Too Much Vibes To Miss - What The Red Herring
Too Much Vibes To Miss

“Instead of wondering when your next vacation is, maybe you should set up a life you don’t need to escape from.” – Seth Godin

Nearly every afternoon I’m sitting on the sofa, recovering from the morning, while my kids have quiet time. Whenever we are at home, we have almost two hours where they do quiet activities in their rooms while I rest downstairs.

My big girls have taken to planning and implementing a curriculum for the littles during this time: they read poetry, art books, and stories, and the littles complete worksheets the girls have made for them with questions like, “What type of bird is this?” next to a drawing of a bird, or “What color comes after orange?” with a rainbow drawn next to it.
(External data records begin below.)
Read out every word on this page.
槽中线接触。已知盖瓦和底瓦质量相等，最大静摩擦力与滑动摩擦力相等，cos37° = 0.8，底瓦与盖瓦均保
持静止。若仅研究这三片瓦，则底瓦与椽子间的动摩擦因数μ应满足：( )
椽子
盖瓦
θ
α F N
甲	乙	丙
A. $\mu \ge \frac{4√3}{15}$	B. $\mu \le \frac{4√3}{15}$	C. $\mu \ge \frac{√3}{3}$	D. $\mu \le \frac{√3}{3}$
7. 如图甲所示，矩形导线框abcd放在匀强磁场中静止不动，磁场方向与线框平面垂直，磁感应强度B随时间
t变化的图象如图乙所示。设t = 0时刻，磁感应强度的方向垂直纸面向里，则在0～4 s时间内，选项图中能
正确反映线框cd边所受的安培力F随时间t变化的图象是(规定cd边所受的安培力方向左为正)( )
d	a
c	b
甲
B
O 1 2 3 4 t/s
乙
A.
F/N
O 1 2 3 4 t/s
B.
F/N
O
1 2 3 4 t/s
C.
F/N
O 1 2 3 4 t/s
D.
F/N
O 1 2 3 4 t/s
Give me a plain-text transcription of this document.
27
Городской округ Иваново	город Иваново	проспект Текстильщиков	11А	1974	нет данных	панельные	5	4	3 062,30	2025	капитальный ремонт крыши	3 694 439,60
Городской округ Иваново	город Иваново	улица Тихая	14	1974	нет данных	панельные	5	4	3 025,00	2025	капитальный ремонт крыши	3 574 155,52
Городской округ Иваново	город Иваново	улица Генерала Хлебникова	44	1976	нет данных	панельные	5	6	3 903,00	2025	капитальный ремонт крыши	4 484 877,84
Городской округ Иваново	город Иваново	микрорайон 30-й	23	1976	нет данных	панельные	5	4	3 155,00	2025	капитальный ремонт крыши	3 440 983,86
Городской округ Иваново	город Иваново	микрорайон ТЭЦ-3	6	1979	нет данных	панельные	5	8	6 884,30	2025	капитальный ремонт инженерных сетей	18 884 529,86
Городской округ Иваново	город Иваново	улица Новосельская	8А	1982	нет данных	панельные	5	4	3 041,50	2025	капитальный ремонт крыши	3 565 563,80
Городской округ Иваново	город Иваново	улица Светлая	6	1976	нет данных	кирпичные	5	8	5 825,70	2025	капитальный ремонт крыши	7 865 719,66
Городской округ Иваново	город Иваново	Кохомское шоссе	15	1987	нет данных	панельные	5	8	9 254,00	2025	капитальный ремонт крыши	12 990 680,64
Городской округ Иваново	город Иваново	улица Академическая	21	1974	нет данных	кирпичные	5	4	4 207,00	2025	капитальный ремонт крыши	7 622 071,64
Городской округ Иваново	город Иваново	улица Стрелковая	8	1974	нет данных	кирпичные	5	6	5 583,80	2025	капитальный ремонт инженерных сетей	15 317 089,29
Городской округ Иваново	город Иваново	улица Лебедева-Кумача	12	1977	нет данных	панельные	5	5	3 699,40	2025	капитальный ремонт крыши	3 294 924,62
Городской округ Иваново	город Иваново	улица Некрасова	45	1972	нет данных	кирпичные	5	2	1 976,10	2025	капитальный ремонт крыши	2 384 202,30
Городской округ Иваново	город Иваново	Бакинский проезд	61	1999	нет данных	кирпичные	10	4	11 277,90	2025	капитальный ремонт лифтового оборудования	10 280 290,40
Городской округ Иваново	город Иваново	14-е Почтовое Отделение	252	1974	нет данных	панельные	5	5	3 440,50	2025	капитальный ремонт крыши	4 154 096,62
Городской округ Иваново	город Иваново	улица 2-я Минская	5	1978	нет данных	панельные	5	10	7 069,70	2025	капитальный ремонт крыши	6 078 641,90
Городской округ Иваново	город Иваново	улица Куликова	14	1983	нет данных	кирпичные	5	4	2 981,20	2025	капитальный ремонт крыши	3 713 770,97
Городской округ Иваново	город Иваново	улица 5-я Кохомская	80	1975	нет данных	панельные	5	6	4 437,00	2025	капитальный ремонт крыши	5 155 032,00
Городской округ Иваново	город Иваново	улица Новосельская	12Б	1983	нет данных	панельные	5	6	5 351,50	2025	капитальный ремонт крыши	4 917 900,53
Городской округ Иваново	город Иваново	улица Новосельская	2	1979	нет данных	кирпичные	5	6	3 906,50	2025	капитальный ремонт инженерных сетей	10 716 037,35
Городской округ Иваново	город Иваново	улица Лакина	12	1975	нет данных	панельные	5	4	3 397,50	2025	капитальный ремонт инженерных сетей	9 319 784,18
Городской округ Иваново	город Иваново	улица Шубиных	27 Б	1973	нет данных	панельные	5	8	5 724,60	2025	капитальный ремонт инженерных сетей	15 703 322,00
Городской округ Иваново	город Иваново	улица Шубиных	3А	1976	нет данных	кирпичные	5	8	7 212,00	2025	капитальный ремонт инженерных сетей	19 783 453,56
Sometimes quiet time is quiet, and other times I spend too much of it going up and down the stairs asking someone to stop screaming, or stop kicking the wall, or stop jumping off the furniture. Sometimes I’m so tired and it’s so quiet, I manage to fall asleep.

The golden hour of afternoon sunlight coincides with quiet time at this time of year. We often don’t start until close to two, and so the time stretches toward four, and the sunlight passes by the windows and makes everything glow.

I have a couple of auto-immune things going on, if having so many kids weren’t enough to knock one out halfway through the day. I wanted my doctor to tell me there was hope that someday I wouldn’t need two hours of rest in the middle of every day in addition to the eight or nine hours I have every night. It feels like too much down time.

He said the fatigue is totally normal. There’s not a magic pill for it.

It still feels like a lost opportunity. It’s the only time of day when light shines in that way. It’s perfect for taking photos. But most of the time, I’m just laying there, feeling like I should be doing something- anything more productive than being glued to the sofa.

I don’t know if this is a season, or if two hours of quiet time is something I’ll still need after my last kid leaves for college. I try to make it fit into a box that looked appealing – the self care box, or the maintaining sanity box. But there is so much I feel like I need to do in a day to maintain my own standards and sometimes just stay afloat, that it’s hard to file quiet time in a way that doesn’t make it seem superfluous.

I think probably older me will look back on this with some kind of perspective, and hopefully compassion. I know I need the time – I have tried to do without it, and it wasn’t pretty.

I also know there are lots of other lifestyle changes I could make that might help – eliminating sugar, going to bed earlier and waking up earlier, more exercise, more reading, but I have been unable or unwilling to make those changes yet, so quiet time it is.

And as I sit on the sofa watching a Masterpiece historical drama while I eat my lunch, I’ll watch the sun make everything luminous, and try not to think about all the other things that I could be doing.